979. ELTON JOHN, "This Train Don't Stop There Anymore" Produced by Patrick Leonard; written by Elton John & Bernie Taupin
Polygram International 588895 2002 Did not make pop charts
Oh, I have a confession to make. I've never really liked Elton John much. (My sister will kill me.) As you can probably guess by this point, it's not that I don't like sentimentality. I just don't like his kind of sentimentality--or Bernie Taupin's kind of sentimentality--it's so confusing. I'll get to that soon. I don't know. Maybe it's a Brit thing.
In any case, I love this song, in no small measure because it sounds at first blush like a repudiation of everything John and Taupin had done for over thirty years.
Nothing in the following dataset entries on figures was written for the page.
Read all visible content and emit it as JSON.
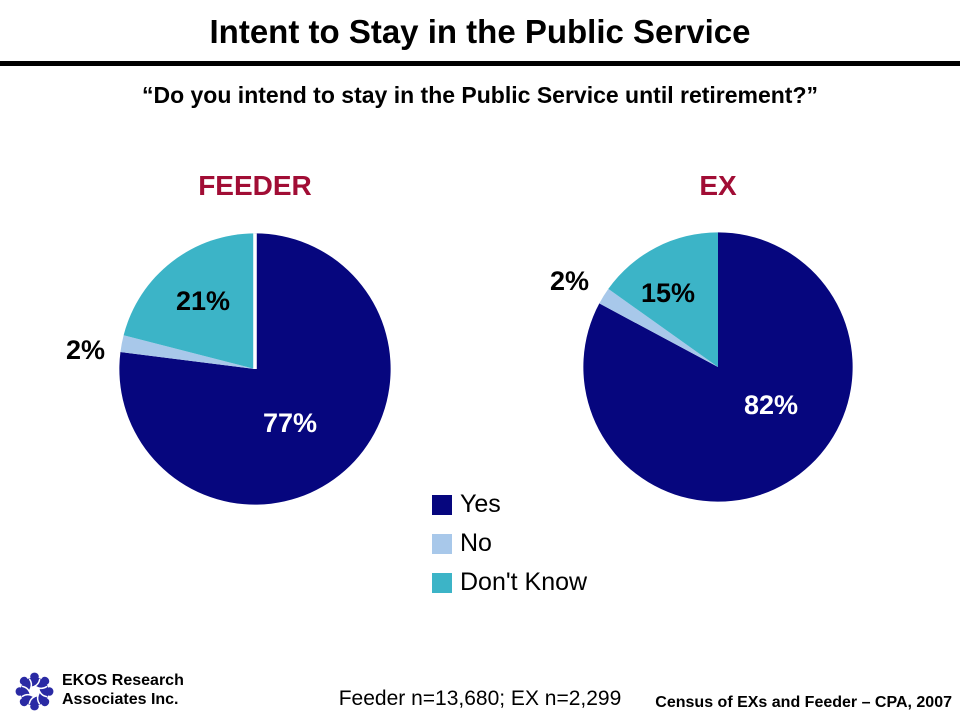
{
  "slide_title": "Intent to Stay in the Public Service",
  "survey_question": "“Do you intend to stay in the Public Service until retirement?”",
  "chart_data": [
    {
      "type": "pie",
      "title": "FEEDER",
      "categories": [
        "Yes",
        "No",
        "Don't Know"
      ],
      "values": [
        77,
        2,
        21
      ],
      "data_labels": [
        "77%",
        "2%",
        "21%"
      ],
      "slice_colors": [
        "#06067e",
        "#a8c8ea",
        "#3cb4c7"
      ],
      "start_angle_deg": -90,
      "direction": "clockwise",
      "top_divider": true
    },
    {
      "type": "pie",
      "title": "EX",
      "categories": [
        "Yes",
        "No",
        "Don't Know"
      ],
      "values": [
        82,
        2,
        15
      ],
      "data_labels": [
        "82%",
        "2%",
        "15%"
      ],
      "slice_colors": [
        "#06067e",
        "#a8c8ea",
        "#3cb4c7"
      ],
      "start_angle_deg": -90,
      "direction": "clockwise",
      "top_divider": false
    }
  ],
  "legend": {
    "position": "bottom-center",
    "items": [
      {
        "label": "Yes",
        "color": "#06067e"
      },
      {
        "label": "No",
        "color": "#a8c8ea"
      },
      {
        "label": "Don't Know",
        "color": "#3cb4c7"
      }
    ]
  },
  "footer": {
    "org_line1": "EKOS Research",
    "org_line2": "Associates Inc.",
    "sample_note": "Feeder n=13,680; EX n=2,299",
    "source_note": "Census of EXs and Feeder – CPA, 2007"
  },
  "colors": {
    "heading_accent": "#a10d35",
    "title_text": "#000000",
    "label_inside_large_slice": "#ffffff",
    "label_outside": "#000000",
    "logo_blue": "#2a2aa4"
  }
}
This leads us into the hall of mirrors, the question of who means what precisely. The video for this song is a striking continuous take of a surprisingly bearable Justin Timberlake as a young Elton wandering backstage at an early 70s arena show where virtually anything a young man could want is offered somewhere, in one of the rooms off that seemingly endless corridor. In this case, song and image blend beautifully, and that makes one think that this song communicates Elton's actual feelings about his past and present.
But then you remember that it's Taupin not John who writes the lyrics. John just writes those chords around the pre-existing words, the same chords that he has freely admitted in interviews he has stolen outright from Anglican Church hymns. These are Taupin's words, but are they words he has chosen to write about John's life?
The key to surviving this song is the bridge, as textbook an example of what a bridge is supposed to do as Tin Pan Alley ever produced. The singer and the lyricist are both running down, and the song is a defense against the exhaustion of age. What they both mean is that this train doesn't want to stop. Whether it will . . . well, that's anybody's guess.